I love people like Jenny. They're unflinching and honest. They can't ever hope to set a good example, so instead they serve as a horrible warning. Reading: Sister Pact Author: Ali Ahearn and Ros BaxterGenre: Contemporary Women's Fiction Reviewed by: Louise Reynolds
When long estranged sisters Joni and Frankie are thrown together by the will of their deceased grandmother, they must compete as a team on a reality survival program in order to receive $1million each from her will. These once close sisters are as different as it’s possible to be. Quirky Joni with her green hair and pet ferret and cool, up-market Frankie are poles apart but they’re both desperately in need of money. Set on a survivor-style island in the Pacific and full of delicious characters and witty dialogue it’s the heartfelt love these sisters rediscover that warms. This is my top pick read of the year so far.
Author: C J Sansom
Reviewed by: Sara Hood
C J Sansom’s books were recommended to me by the youngest sister of a friend of my Dad’s. She lives in Utah and runs a bookshop, and despite never having met we’re firm Facebook friends. I happened to post that I adored Wolf Hall
and was hanging out for Bring Up the Bodies
, and she said I expect you’d like C J Sansom then. Her bookshop specialises in matching readers with books, so I hit Google, as you do, and there he was: A crime writer who sets his plots in Tudor England. The man has a doctorate in history and then became a lawyer, so there was the risk he’d be terribly worthy and dry, but keeping an open mind I sent off for Dissolution
, the first in what is now a five book series.

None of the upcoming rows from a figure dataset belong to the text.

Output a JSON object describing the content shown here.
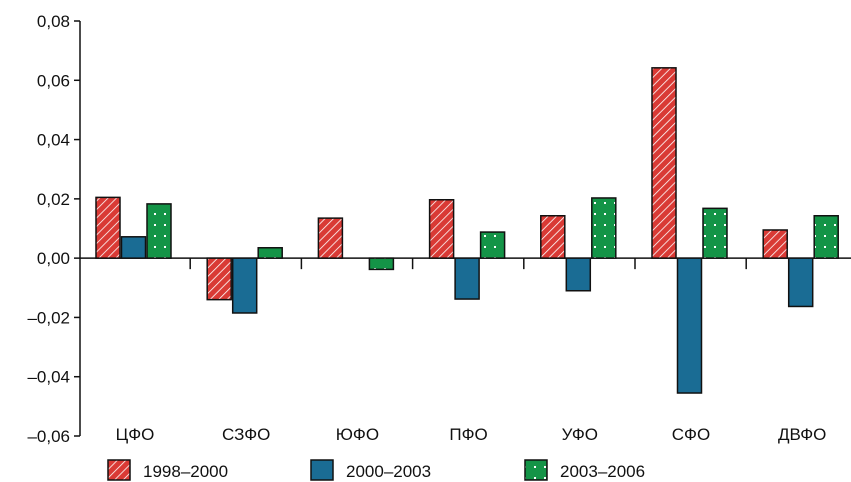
{
  "chart_data": {
    "type": "bar",
    "categories": [
      "ЦФО",
      "СЗФО",
      "ЮФО",
      "ПФО",
      "УФО",
      "СФО",
      "ДВФО"
    ],
    "series": [
      {
        "name": "1998–2000",
        "color": "#d93a35",
        "pattern": "diagonal-hatch",
        "values": [
          0.0205,
          -0.014,
          0.0135,
          0.0197,
          0.0143,
          0.0642,
          0.0095
        ]
      },
      {
        "name": "2000–2003",
        "color": "#1a6c94",
        "pattern": "solid",
        "values": [
          0.0072,
          -0.0185,
          0.0,
          -0.0138,
          -0.011,
          -0.0455,
          -0.0163
        ]
      },
      {
        "name": "2003–2006",
        "color": "#149447",
        "pattern": "dots",
        "values": [
          0.0183,
          0.0035,
          -0.0038,
          0.0088,
          0.0203,
          0.0168,
          0.0143
        ]
      }
    ],
    "ylim": [
      -0.06,
      0.08
    ],
    "yticks": [
      0.08,
      0.06,
      0.04,
      0.02,
      0.0,
      -0.02,
      -0.04,
      -0.06
    ],
    "ytick_labels": [
      "0,08",
      "0,06",
      "0,04",
      "0,02",
      "0,00",
      "–0,02",
      "–0,04",
      "–0,06"
    ],
    "legend": {
      "position": "bottom"
    },
    "grid": false
  }
}
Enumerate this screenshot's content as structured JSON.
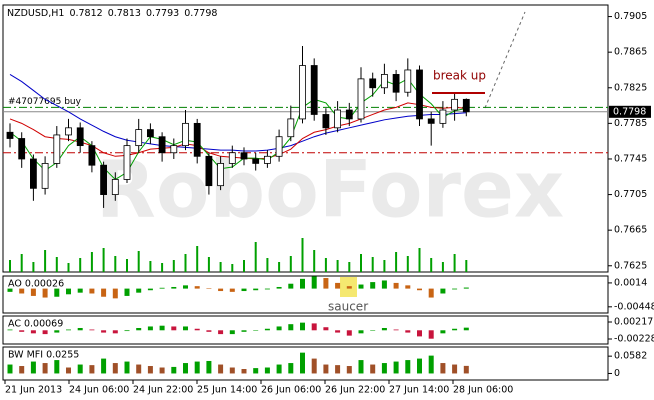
{
  "chart_data": [
    {
      "type": "candlestick",
      "title": "NZDUSD,H1",
      "open": [
        0.7775,
        0.7768,
        0.7745,
        0.7712,
        0.774,
        0.7772,
        0.778,
        0.776,
        0.7738,
        0.7705,
        0.7722,
        0.776,
        0.7778,
        0.777,
        0.7752,
        0.776,
        0.7785,
        0.7748,
        0.7715,
        0.774,
        0.7752,
        0.7745,
        0.774,
        0.7748,
        0.777,
        0.779,
        0.785,
        0.7795,
        0.778,
        0.78,
        0.779,
        0.7835,
        0.7825,
        0.784,
        0.782,
        0.7845,
        0.779,
        0.7785,
        0.78,
        0.7812
      ],
      "high": [
        0.7785,
        0.7775,
        0.775,
        0.7748,
        0.7782,
        0.779,
        0.7786,
        0.7765,
        0.7742,
        0.773,
        0.7768,
        0.779,
        0.7785,
        0.7775,
        0.7768,
        0.78,
        0.779,
        0.7752,
        0.7748,
        0.776,
        0.7758,
        0.7752,
        0.7755,
        0.7778,
        0.7805,
        0.7872,
        0.7858,
        0.7802,
        0.781,
        0.7808,
        0.7848,
        0.7842,
        0.7852,
        0.7845,
        0.7858,
        0.785,
        0.7798,
        0.781,
        0.7818,
        0.7813
      ],
      "low": [
        0.7758,
        0.7735,
        0.7698,
        0.7705,
        0.7735,
        0.7765,
        0.7752,
        0.773,
        0.769,
        0.7698,
        0.7718,
        0.7752,
        0.7762,
        0.7742,
        0.7745,
        0.7755,
        0.774,
        0.7705,
        0.771,
        0.7735,
        0.7738,
        0.7732,
        0.7735,
        0.7742,
        0.7765,
        0.7785,
        0.7788,
        0.7772,
        0.7775,
        0.7782,
        0.7786,
        0.7815,
        0.7818,
        0.781,
        0.7815,
        0.7782,
        0.776,
        0.778,
        0.7788,
        0.7793
      ],
      "close": [
        0.7768,
        0.7745,
        0.7712,
        0.774,
        0.7772,
        0.778,
        0.776,
        0.7738,
        0.7705,
        0.7722,
        0.776,
        0.7778,
        0.777,
        0.7752,
        0.776,
        0.7785,
        0.7748,
        0.7715,
        0.774,
        0.7752,
        0.7745,
        0.774,
        0.7748,
        0.777,
        0.779,
        0.785,
        0.7795,
        0.778,
        0.78,
        0.779,
        0.7835,
        0.7825,
        0.784,
        0.782,
        0.7845,
        0.779,
        0.7785,
        0.78,
        0.7812,
        0.7798
      ],
      "lines": [
        {
          "color": "#0000c8",
          "values": [
            0.784,
            0.7832,
            0.7822,
            0.7812,
            0.7805,
            0.7798,
            0.779,
            0.7783,
            0.7776,
            0.777,
            0.7766,
            0.7764,
            0.7762,
            0.776,
            0.7759,
            0.7758,
            0.7757,
            0.7756,
            0.7755,
            0.7755,
            0.7754,
            0.7754,
            0.7755,
            0.7757,
            0.776,
            0.7765,
            0.777,
            0.7774,
            0.7777,
            0.778,
            0.7783,
            0.7786,
            0.7789,
            0.7791,
            0.7793,
            0.7794,
            0.7795,
            0.7795,
            0.7796,
            0.7797
          ]
        },
        {
          "color": "#d00000",
          "values": [
            0.779,
            0.7785,
            0.7778,
            0.777,
            0.7768,
            0.7767,
            0.7764,
            0.776,
            0.7752,
            0.7748,
            0.7749,
            0.7752,
            0.7756,
            0.7757,
            0.7758,
            0.7762,
            0.776,
            0.7752,
            0.7748,
            0.7747,
            0.7746,
            0.7745,
            0.7746,
            0.775,
            0.7756,
            0.7768,
            0.7775,
            0.7778,
            0.7782,
            0.7785,
            0.779,
            0.7795,
            0.78,
            0.7803,
            0.7808,
            0.7806,
            0.7803,
            0.7802,
            0.7803,
            0.7802
          ]
        },
        {
          "color": "#00a000",
          "values": [
            0.7775,
            0.7765,
            0.7745,
            0.7732,
            0.7741,
            0.776,
            0.777,
            0.776,
            0.7735,
            0.7722,
            0.773,
            0.7753,
            0.777,
            0.7767,
            0.7761,
            0.7766,
            0.7764,
            0.7749,
            0.7734,
            0.7736,
            0.7746,
            0.7746,
            0.7744,
            0.7753,
            0.7769,
            0.7803,
            0.7812,
            0.7808,
            0.7792,
            0.779,
            0.7808,
            0.7817,
            0.7833,
            0.7828,
            0.7835,
            0.7818,
            0.7807,
            0.7792,
            0.7799,
            0.7802
          ]
        }
      ],
      "volumes": [
        12,
        18,
        10,
        22,
        15,
        9,
        14,
        20,
        24,
        16,
        13,
        21,
        11,
        9,
        12,
        18,
        26,
        15,
        10,
        8,
        12,
        30,
        14,
        10,
        16,
        34,
        22,
        14,
        12,
        10,
        18,
        15,
        12,
        20,
        16,
        24,
        14,
        10,
        18,
        12
      ],
      "volume_color": "#00a000",
      "ylim": [
        0.7618,
        0.7918
      ],
      "yticks": [
        0.7905,
        0.7865,
        0.7825,
        0.7785,
        0.7745,
        0.7705,
        0.7665,
        0.7625
      ],
      "levels": [
        {
          "value": 0.7803,
          "color": "#008000",
          "label": "#47077695 buy"
        },
        {
          "value": 0.7752,
          "color": "#c00000"
        }
      ],
      "annotations": [
        "break up",
        "saucer"
      ],
      "watermark": "RoboForex",
      "x_labels": [
        "21 Jun 2013",
        "24 Jun 06:00",
        "24 Jun 22:00",
        "25 Jun 14:00",
        "26 Jun 06:00",
        "26 Jun 22:00",
        "27 Jun 14:00",
        "28 Jun 06:00"
      ]
    },
    {
      "type": "histogram",
      "title": "AO 0.00026",
      "values": [
        -0.0008,
        -0.0012,
        -0.0018,
        -0.0022,
        -0.002,
        -0.0014,
        -0.001,
        -0.0012,
        -0.002,
        -0.0024,
        -0.0018,
        -0.001,
        -0.0004,
        0.0002,
        0.0004,
        0.0008,
        0.0006,
        0.0001,
        -0.0006,
        -0.0008,
        -0.0006,
        -0.0004,
        -0.0002,
        0.0004,
        0.0012,
        0.0024,
        0.003,
        0.0026,
        0.0014,
        0.0006,
        0.001,
        0.0016,
        0.002,
        0.0014,
        0.0008,
        -0.0004,
        -0.0022,
        -0.0012,
        -0.0002,
        0.00026
      ],
      "up_color": "#00a000",
      "down_color": "#c86414",
      "ylim": [
        -0.006,
        0.0031
      ],
      "yticks": [
        0.0014,
        -0.00448
      ]
    },
    {
      "type": "histogram",
      "title": "AC 0.00069",
      "values": [
        0.0002,
        -0.0004,
        -0.0008,
        -0.001,
        -0.0006,
        0.0002,
        0.0006,
        0.0002,
        -0.0006,
        -0.0008,
        -0.0002,
        0.0006,
        0.001,
        0.0012,
        0.001,
        0.001,
        0.0004,
        -0.0004,
        -0.001,
        -0.001,
        -0.0004,
        0.0,
        0.0004,
        0.001,
        0.0016,
        0.002,
        0.0018,
        0.0008,
        -0.0006,
        -0.0014,
        -0.0008,
        0.0,
        0.0006,
        0.0002,
        -0.0006,
        -0.0016,
        -0.0022,
        -0.0008,
        0.0004,
        0.00069
      ],
      "up_color": "#00a000",
      "down_color": "#c8143c",
      "ylim": [
        -0.00359,
        0.00374
      ],
      "yticks": [
        0.00217,
        -0.00228
      ]
    },
    {
      "type": "histogram",
      "title": "BW MFI 0.0255",
      "values": [
        0.03,
        0.025,
        0.04,
        0.035,
        0.045,
        0.02,
        0.03,
        0.028,
        0.05,
        0.035,
        0.04,
        0.03,
        0.025,
        0.02,
        0.022,
        0.035,
        0.04,
        0.042,
        0.03,
        0.02,
        0.015,
        0.018,
        0.02,
        0.03,
        0.035,
        0.07,
        0.05,
        0.03,
        0.028,
        0.025,
        0.045,
        0.03,
        0.035,
        0.04,
        0.045,
        0.05,
        0.06,
        0.035,
        0.03,
        0.0255
      ],
      "up_color": "#00a000",
      "down_color": "#a05028",
      "ylim": [
        -0.022,
        0.089
      ],
      "yticks": [
        0.0582,
        0
      ]
    }
  ]
}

And loved it. I’m really demanding of books. Sentences must make sense. Logic must be followed. If they’re historical then they have to be accurate, or accurate enough to make me think they’re accurate. No dress ups, please. Characters have to be real people, with motivations, and demons, and flaws. Don’t make them do things that are out of character or just plain daft so you can advance the plot, or I shall scare the dogs by throwing your book across the room. So don’t have the detective tell Madam that her life is in mortal danger and she must never leave the house, but if she really has to then she must take these two armed gorillas with her, but then she has a slight tiff with the upper housemaid and flounces out into the dark ALL ALONE. Sigh. Scream. Book flung at wall. Barking dogs.
C J Sansom is not like that at all. Characters are treated with respect. They’re fully formed, warts and all, and meeting them is like making new friends. Well, not the baddies. Of course, I wouldn’t want to make friends with them what done it. And places, they’re so vivid. You can see the triangular sails of the wherries, criss-crossing the Thames as the 16th century equivalents of taxis. Smell the stench of the London streets. Well, almost. You get the point. Tudor London stank. And be alert, be very alert, to keep up with the stories as they whisk along at breakneck speed, twisting and turning all over the shop. Revelation
is the fourth book and less twisty-turny than the earlier stories, but is much more bleak. Eeeeuw. How the baby dies. That’s not for the weak of stomach. And (spoiler alert) I do think it’s about time that the protagonist, Master Shardlake, is allowed to find someone to love him back. Heartstone
, the final and most recent book, is on the bedside table waiting to be opened. But the sooner I start it the sooner it’s finished, so it will wait a little while longer. Let’s hope it has some requited love. Dear Matthew Shardlake deserves a bit of happiness after all the sleuthing he’s been up to.